A healthy diet for diabetes can be an essential part of managing the condition. It can help manage blood sugar levels, manage weight and decrease the risk factors for heart diseases.
Your diet should include plenty of whole foods, including fruits vegetables, whole grains, beans and low-fat dairy. It should be free of saturated (unhealthy) fat and added sugars.
You may also want to limit the amount of sweetened drinks with sugar you consume. These drinks usually contain high levels of sugar, which can lead to high blood sugar levels.
Your doctor may recommend diabetes medications to help keep your blood glucose (blood sugar) levels in a normal range. These drugs are often paired with changes to your lifestyle, such as diet and physical activity, to manage the condition.

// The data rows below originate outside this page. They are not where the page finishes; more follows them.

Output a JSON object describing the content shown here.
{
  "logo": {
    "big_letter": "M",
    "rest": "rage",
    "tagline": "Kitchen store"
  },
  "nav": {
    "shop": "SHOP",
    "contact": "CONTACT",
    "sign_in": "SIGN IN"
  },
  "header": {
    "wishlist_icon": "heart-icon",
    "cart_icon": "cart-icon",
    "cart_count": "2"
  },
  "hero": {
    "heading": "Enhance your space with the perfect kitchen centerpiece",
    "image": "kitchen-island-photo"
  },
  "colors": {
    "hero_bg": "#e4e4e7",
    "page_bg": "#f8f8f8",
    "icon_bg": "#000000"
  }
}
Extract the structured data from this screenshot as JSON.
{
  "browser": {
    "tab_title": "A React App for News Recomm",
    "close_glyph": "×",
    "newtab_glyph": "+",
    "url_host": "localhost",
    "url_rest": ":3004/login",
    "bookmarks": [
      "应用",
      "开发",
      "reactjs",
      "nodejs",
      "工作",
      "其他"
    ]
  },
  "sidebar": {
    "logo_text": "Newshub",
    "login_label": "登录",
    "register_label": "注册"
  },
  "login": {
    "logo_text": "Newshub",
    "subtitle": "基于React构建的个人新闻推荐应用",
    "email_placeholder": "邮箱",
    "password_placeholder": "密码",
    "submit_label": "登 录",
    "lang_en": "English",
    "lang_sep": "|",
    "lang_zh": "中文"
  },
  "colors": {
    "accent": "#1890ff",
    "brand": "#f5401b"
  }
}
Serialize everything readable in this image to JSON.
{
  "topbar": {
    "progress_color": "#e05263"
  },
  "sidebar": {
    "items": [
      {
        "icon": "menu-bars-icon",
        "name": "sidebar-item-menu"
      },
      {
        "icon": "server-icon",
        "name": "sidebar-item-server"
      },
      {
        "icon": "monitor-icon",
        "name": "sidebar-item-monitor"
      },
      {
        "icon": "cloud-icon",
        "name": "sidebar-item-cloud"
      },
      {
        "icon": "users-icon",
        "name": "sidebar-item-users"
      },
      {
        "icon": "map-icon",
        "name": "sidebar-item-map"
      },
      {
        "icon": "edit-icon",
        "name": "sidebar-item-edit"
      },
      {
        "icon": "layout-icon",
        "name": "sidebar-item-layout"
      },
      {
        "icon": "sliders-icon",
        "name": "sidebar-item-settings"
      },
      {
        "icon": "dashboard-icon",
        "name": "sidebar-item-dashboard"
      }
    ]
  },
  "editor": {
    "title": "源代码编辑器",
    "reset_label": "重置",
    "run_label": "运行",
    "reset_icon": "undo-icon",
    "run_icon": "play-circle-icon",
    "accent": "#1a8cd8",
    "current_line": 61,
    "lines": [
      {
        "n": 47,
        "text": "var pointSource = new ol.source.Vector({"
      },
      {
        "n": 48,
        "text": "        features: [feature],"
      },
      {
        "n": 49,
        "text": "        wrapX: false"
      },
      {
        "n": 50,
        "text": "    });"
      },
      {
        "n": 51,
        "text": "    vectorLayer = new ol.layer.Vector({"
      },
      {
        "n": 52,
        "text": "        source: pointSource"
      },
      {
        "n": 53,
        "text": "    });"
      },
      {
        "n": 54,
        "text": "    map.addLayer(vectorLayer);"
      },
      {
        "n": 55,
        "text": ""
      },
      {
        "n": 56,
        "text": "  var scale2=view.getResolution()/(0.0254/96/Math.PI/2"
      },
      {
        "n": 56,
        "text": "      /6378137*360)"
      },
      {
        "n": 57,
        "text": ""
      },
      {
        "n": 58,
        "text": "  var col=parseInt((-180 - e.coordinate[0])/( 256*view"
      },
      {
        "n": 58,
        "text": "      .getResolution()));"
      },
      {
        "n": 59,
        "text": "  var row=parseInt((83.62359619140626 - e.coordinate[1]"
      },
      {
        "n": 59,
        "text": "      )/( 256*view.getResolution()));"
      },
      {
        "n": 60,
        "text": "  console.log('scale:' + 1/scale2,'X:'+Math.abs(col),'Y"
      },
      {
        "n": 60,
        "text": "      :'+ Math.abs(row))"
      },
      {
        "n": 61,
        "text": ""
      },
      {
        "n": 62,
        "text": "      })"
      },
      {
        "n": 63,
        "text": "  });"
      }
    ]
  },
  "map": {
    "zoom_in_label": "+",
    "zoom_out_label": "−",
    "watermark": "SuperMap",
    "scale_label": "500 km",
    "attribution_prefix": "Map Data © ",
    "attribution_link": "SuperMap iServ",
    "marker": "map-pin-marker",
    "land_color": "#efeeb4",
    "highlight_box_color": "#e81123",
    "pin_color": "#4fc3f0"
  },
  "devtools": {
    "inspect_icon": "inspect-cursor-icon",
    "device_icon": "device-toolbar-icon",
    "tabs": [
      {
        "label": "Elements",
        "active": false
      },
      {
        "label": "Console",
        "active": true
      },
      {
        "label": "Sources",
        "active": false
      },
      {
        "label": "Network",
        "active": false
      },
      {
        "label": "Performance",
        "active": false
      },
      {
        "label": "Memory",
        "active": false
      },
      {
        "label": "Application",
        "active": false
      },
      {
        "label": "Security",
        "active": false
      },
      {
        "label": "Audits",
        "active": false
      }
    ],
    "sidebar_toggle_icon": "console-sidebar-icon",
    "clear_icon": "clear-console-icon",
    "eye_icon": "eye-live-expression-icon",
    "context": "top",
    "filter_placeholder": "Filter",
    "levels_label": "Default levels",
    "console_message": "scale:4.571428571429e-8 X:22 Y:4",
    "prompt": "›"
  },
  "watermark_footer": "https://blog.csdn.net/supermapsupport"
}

If your blood sugar levels are not well controlled with one medication, you may require a second medication. Your doctor will assist you determine the most appropriate medicine to suit your preferences and needs.
Newer medicines like glucagon-like receptor agonists for peptide-1 as well as sodium-glucose cotransporter-2 inhibitors lower blood sugar levels, provide kidney and cardiovascular benefits and reduce the risk of complications. They’re also helpful for weight loss and are available in tablet and injectable forms.